Sarah looked wary. “Hi.”
“I just wanted to say I’m sorry. You know, about what happened to your husband.”
“Oh. Thank you. I appreciate that.”
“I’m not trying to hit on you,” he clarified. “This would be the most inappropriate place ever for that kind of thing.”
“I appreciate that, too.” She smiled, just a bit. “The funeral would probably be worse, though.”
“Yeah.”
Say something better than “Yeah,” moron! Be witty! Be charming! Be clever!
Toby said nothing else.
“So you’re an artist?”
“Yeah. I apologize for being a dumb-ass and disrupting your meeting. I’m a dumb-ass a lot, but not usually at quite this level.”
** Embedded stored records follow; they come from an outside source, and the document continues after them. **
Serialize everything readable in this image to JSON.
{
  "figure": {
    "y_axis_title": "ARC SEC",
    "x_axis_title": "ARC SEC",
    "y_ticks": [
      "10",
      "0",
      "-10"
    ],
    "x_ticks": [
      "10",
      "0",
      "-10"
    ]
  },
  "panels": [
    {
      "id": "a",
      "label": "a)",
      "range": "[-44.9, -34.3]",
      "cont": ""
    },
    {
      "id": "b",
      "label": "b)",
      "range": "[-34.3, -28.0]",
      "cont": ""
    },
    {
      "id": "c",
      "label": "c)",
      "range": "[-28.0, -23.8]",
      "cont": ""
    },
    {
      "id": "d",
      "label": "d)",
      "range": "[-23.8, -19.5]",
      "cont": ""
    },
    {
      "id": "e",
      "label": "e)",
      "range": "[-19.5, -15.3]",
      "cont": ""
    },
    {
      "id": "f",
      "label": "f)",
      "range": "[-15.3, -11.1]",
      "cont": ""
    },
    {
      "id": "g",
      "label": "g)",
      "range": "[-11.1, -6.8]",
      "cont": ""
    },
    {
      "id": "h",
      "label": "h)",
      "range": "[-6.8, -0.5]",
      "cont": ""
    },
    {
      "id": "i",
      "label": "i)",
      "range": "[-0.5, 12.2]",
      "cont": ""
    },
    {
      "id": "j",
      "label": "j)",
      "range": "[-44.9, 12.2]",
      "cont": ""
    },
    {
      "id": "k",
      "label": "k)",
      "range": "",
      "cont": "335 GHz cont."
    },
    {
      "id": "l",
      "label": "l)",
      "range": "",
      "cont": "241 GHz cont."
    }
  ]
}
Don’t talk about being a dumb-ass!
“It’s okay.”
“Good.”
“I need to get going. Best of luck with your art.”
“Thanks.”
There was no possible way to justify continuing the conversation further, and so Toby let her go.
“Philosophical question,” said Toby, reclining in the beanbag he’d dragged out to Owen’s shack. Owen had made a big slit down the side, but it was still usable for now. “What do you think is a worse way to die? Cancer, or being devoured by somebody like you?”
He broke his Slim Jim in half and tossed a piece to Owen, who caught it in his mouth.
“I’m going to go with cancer. In fact, I would say any kind of cancer. No offense, I’m sure your jaws hurt like hell, but it can’t possibly compare to a slow, lingering death.”
Owen did not seem to have taken offense.
“It’s hard for me to even conceive of what she went through. I mean, I haven’t seen pictures of the guy, I never got to meet him, I don’t even know what color his hair is, but it just seems like an unimaginably awful way to go. How do you deal with somebody you love dying that way? With you, it’s just gobble, gobble, gobble and it’s over.”
He nibbled the Slim Jim and then tossed the rest of it to Owen.
“And it’s not the whole ‘her husband died of cancer’ thing that fascinates me about her. The whole room was filled with people whose husbands and wives died like that. I dunno, I just looked at her and…it’s hard to explain, but you know what I mean, right? Are you getting tired of hearing me talk about her?”
The next Saturday at 1:00 P.M., Toby sat at home in his living room, extremely aware that the meeting had just started. The support meeting was weekly. The artists’ meeting was monthly. He had no legitimate reason to be in that building.
Showing up there made him the creepy stalker guy.
He didn’t want to be the creepy stalker guy.
There was no rule saying that he couldn’t be at that meeting just to offer moral support for their personal tragedies, but he didn’t want to come off like a—actually, maybe there was a rule about that. It would make sense. You wouldn’t want a bunch of people like him causing disruptions. So if he showed up, the leader would most likely look a bit uncomfortable for a moment, clear his throat, and politely but firmly inform Toby that this was really meant to be a support group for people who’d lost loved ones to cancer, and that while he appreciated Toby’s presence, he was going to have to ask him to leave.
And as he wandered out of the room, Sarah would think: creepy stalker guy and ask somebody to walk her to her car after the meeting ended.
So he stayed home.
He worked on a new cartoon, sort of, while checking his watch every few minutes. At least he tried to pretend that it was only every few minutes. He hadn’t even finished drawing the rabbit he was working on when he noted that the meeting was down to its last five minutes.
They’d be wrapping things up at this point, and then Sarah might be gathering her purse. Would she have even showed up? She didn’t much look like she wanted to be there the first time. Maybe last week was the only time she’d ever attend this particular support group, or any support group. Maybe it had helped.